Common Ground also includes a ministry with those experiencing housing and food insecurity—clothing, winter wear, toiletries and food.
Asked about her highs and lows at LSTC as she nears graduation, she says “the community” as a high without skipping a beat. She remembers the early years with fondness—especially the close proximity to others also living on campus: “I babysat for the Wickwares who lived above me, and loved walking down the street and seeing Dr.

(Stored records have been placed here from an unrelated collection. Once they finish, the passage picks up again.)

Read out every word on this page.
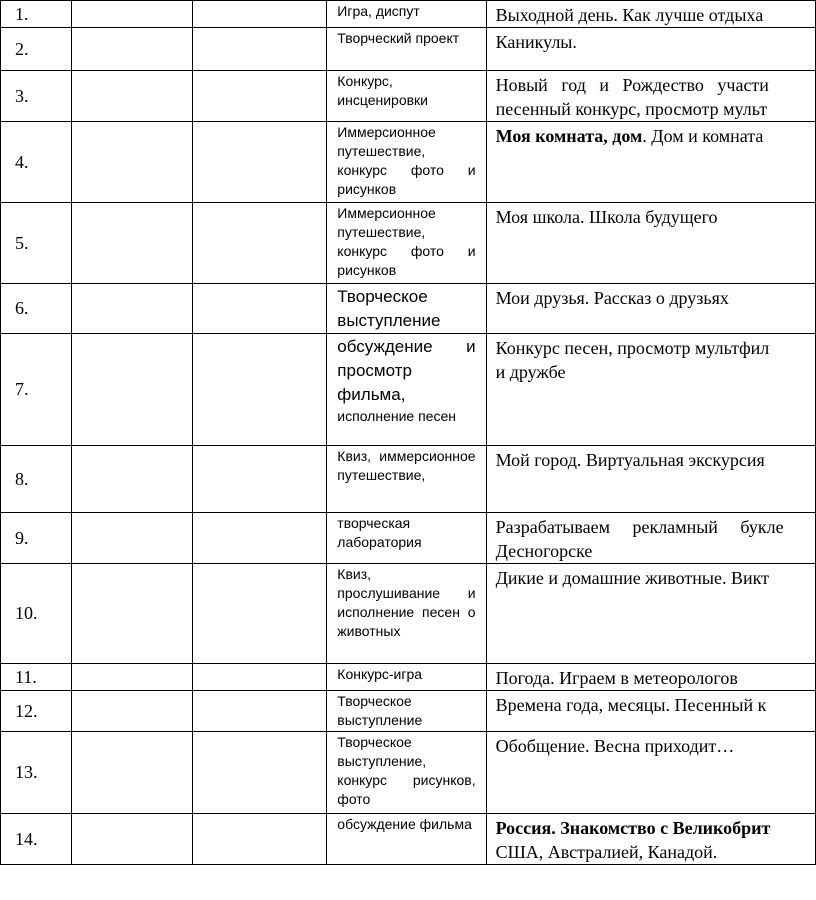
1.			Игра, диспут	Выходной день. Как лучше отдыха
2.			Творческий проект	Каникулы.
3.			Конкурс, инсценировки	Новый год и Рождество участи
песенный конкурс, просмотр мульт

4.			Иммерсионное путешествие, конкурс фото и рисунков	Моя комната, дом. Дом и комната
5.			Иммерсионное путешествие, конкурс фото и рисунков	Моя школа. Школа будущего
6.			Творческое выступление	Мои друзья. Рассказ о друзьях
7.			обсуждение и просмотр фильма,
исполнение песен	Конкурс песен, просмотр мультфил
и дружбе

8.			Квиз, иммерсионное путешествие,	Мой город. Виртуальная экскурсия
9.			творческая лаборатория	Разрабатываем рекламный букле
Десногорске

10.			Квиз, прослушивание и исполнение песен о животных	Дикие и домашние животные. Викт
11.			Конкурс-игра	Погода. Играем в метеорологов
12.			Творческое выступление	Времена года, месяцы. Песенный к
13.			Творческое выступление, конкурс рисунков, фото	Обобщение. Весна приходит…
14.			обсуждение фильма	Россия. Знакомство с Великобрит
США, Австралией, Канадой.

Wagner with her dog… I also have great memories of our flag football team and all the people who showed up for our games.”
The low is that half of her seminary years have been lived during the pandemic: “I missed seeing people, seeing them in the hallway and having [traditional hall] recess together, hanging out with people. We all struggled with technology and it was so hard to hold discussions in the Zoom room when you couldn’t see people’s body language.”
Her list of influential classes and professors is lengthy. So, in short: “Professors at LSTC are phenomenal.”
But she did highlight how Brooke Petersen’s pastoral care and mental illness class “is super helpful to the ministry I do now… How to accommodate in worship space, in pastoral care. I saved all my readings from that class.”
Also her preaching class with Kimberly Wagner. “Especially preaching in trauma. I took that class as the pandemic was starting, adding [pandemic] trauma into our learning and how it was impacting our lives.”
Marvin Wickware Jr.’s class on racial reconciliation is also helpful for her current ministry: “The community I live in now is deeply segregated. Half my time is spent in a wealthy, white suburb and the other half is in the poor [section of the] city that is very racially diverse, largely Hispanic and African-American. These communities are two miles apart and I’m right in the middle.”
She also appreciated Barbara Rossing’s classes, among others, adding, “I’m just a big nerd when it comes to the Bible classes.”
Hrdlicka said her internship lay committee told her she was “almost perfectly prepared” for her time there. “I fully agreed with them,” she said with her usual humor.
A Wisconsin native (and Packers fan), Melissa feels pulled back to the Midwest for her pastoral ministry ahead. “As I meet more and more clergy, I’m excited to be their colleague and work alongside them… I miss the snow and Great Lakes. I want to end up back there. I’ve learned a lot about mission development starts, and I’m not sure I’m there yet, but I think that’s the way the church is going and this [internship] has prepared me for the future.”